Green’s theorem states that for a region \mathcal{R} bounded by a positively oriented, piecewise smooth, simple closed curve T, and for functions P(x,y) and Q(x,y) with continuous partial derivatives in an open region containing \mathcal{R}, the following holds:
\oint_T (P \mathrm{d}x + Q \mathrm{d}y) = \iint_{\mathcal{R}} \left( \frac{\partial Q}{\partial x} - \frac{\partial P}{\partial y} \right) \mathrm{d}x \mathrm{d}y
Applying this theorem to the real part of our complex integral, with P=u and Q=-v, we find:
\oint_T (u \mathrm{d}x - v \mathrm{d}y) = \iint_{\mathcal{R}} \left( -\frac{\partial v}{\partial x} - \frac{\partial u}{\partial y} \right) \mathrm{d}x \mathrm{d}y
Similarly, for the imaginary part, with P=v and Q=u, we have:
\oint_T (v \mathrm{d}x + u \mathrm{d}y) = \iint_{\mathcal{R}} \left( \frac{\partial u}{\partial x} - \frac{\partial v}{\partial y} \right) \mathrm{d}x \mathrm{d}y
The hypothesis that f(z) is holomorphic requires its real and imaginary parts, u and v, to satisfy the Cauchy-Riemann equations throughout the domain \mathcal{D}, and therefore within \mathcal{R}:
\begin{aligned} \frac{\partial u}{\partial x} &= \frac{\partial v}{\partial y} \\ \frac{\partial u}{\partial y} &= -\frac{\partial v}{\partial x} \end{aligned}
We now substitute these conditions into the double integrals. For the first integral, the integrand becomes:
-\frac{\partial v}{\partial x} - \frac{\partial u}{\partial y} = - \left(-\frac{\partial u}{\partial y}\right) - \frac{\partial u}{\partial y} = \frac{\partial u}{\partial y} - \frac{\partial u}{\partial y} = 0
For the second integral, the integrand is:
\frac{\partial u}{\partial x} - \frac{\partial v}{\partial y} = \frac{\partial v}{\partial y} - \frac{\partial v}{\partial y} = 0
Since both integrands are identically zero over the entire region \mathcal{R}, the double integrals evaluate to zero.

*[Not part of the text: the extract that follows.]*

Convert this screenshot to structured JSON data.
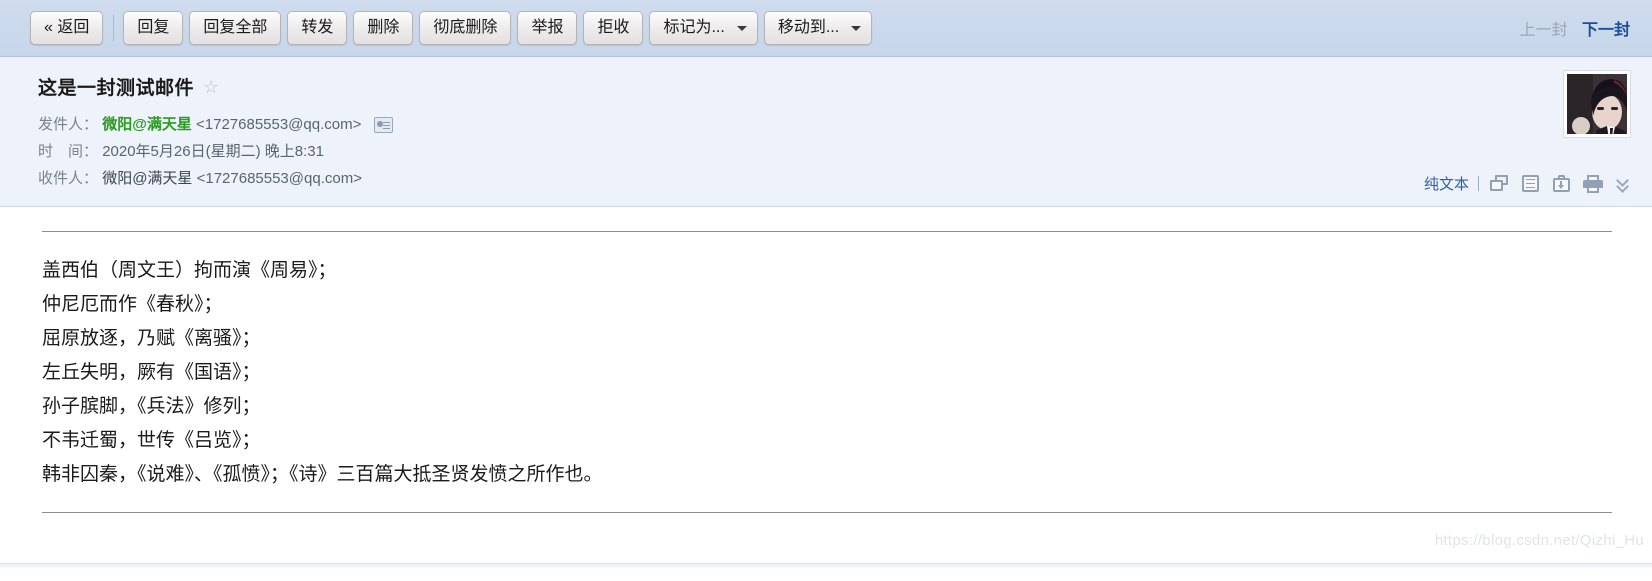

\begin{aligned} & \iint_{\mathcal{R}} \left( -\frac{\partial v}{\partial x} - \frac{\partial u}{\partial y} \right) \mathrm{d}x \mathrm{d}y = 0 \\ & \iint_{\mathcal{R}} \left( \frac{\partial u}{\partial x} - \frac{\partial v}{\partial y} \right) \mathrm{d}x \mathrm{d}y = 0 \end{aligned}
This leads to the conclusion that the original complex integral is zero.
\oint_T f(z) \mathrm{d}z = 0 + i \cdot 0 = 0
This completes the proof under the stronger assumption of the continuity of f'(z).
Goursat’s proof has the ability to establish this same result without recourse to this condition, relying solely on the existence of the derivative f'(z) at every point in the domain.
This distinction shows that holomorphicity alone is a sufficient condition to guarantee the vanishing of the integral, a fact that is not immediately evident from the perspective of vector calculus.